EXPANSÃO - Página Inicial

Opinião

AGOA ou nunca!

MILAGRE OU MIRAGEM ?

Não é de esperar que os produtores assumam os custos de penetrar em mercados altamente exigentes. Cabe ao Estado identificar sectores e produtos com maior potencial de inserção externa e apoiar com incentivos

No início deste mês, a imprensa nacional noticiou amplamente a prorrogação do acordo comercial preferencial AGOA (African Growth and Opportunity Act), que regula as relações comerciais entre os Estados Unidos da América e vários países africanos. Entre os beneficiários, além de Angola, constam, no universo dos PALOP, Cabo Verde, Guiné-Bissau, Moçambique e São Tomé e Príncipe.

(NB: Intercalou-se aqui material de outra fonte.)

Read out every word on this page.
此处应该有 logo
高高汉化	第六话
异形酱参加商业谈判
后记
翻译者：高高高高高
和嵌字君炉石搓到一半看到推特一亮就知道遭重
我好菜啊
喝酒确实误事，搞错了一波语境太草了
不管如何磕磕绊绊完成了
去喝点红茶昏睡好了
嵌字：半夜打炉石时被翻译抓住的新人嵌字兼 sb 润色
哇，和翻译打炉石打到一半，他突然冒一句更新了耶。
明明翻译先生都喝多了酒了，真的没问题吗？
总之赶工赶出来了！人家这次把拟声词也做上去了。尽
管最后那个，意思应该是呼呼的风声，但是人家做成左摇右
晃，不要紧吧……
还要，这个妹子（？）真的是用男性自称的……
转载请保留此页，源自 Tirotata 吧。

Há vários anos temos vindo a defender, neste espaço, que Angola deveria tirar melhor proveito desta e de outras iniciativas que permitem o acesso preferencial a mercados mais sofisticados, não apenas o norte-americano, mas também a Zona Euro (através do EBA) e a China. O foco deve ser claro: promover exportações fora do sector petrolífero.

Estas oportunidades deveriam servir, em primeiro lugar, para identificar produtores nacionais, incluindo pequenos e médios, que já operam no mercado interno e demonstram potencial ou ambição para expandir para o exterior. Mesmo quando existe hesitação, a governação pode e deve desempenhar um papel mobilizador, criando condições e incentivos para que esses agentes económicos se sintam confiantes em dar esse passo.

Em segundo lugar, tais instrumentos podem funcionar como catalisadores de investimento directo estrangeiro, atraindo empresas interessadas em produzir localmente e exportar para esses mercados ao abrigo de regimes preferenciais. Importa recordar que o AGOA existe há mais de 25 anos. Considerando que a paz foi alcançada em 2002 e que, a partir daí, o País entrou num ciclo intenso de reconstrução, com muitos projectos estruturantes concluídos antes das eleições de 2008, podemos afirmar sem medo de errar que houve tempo suficiente para estruturar uma estratégia consistente de aproveitamento destas iniciativas. Afinal, até 2025, passaram-se 18 anos desde esse período de consolidação.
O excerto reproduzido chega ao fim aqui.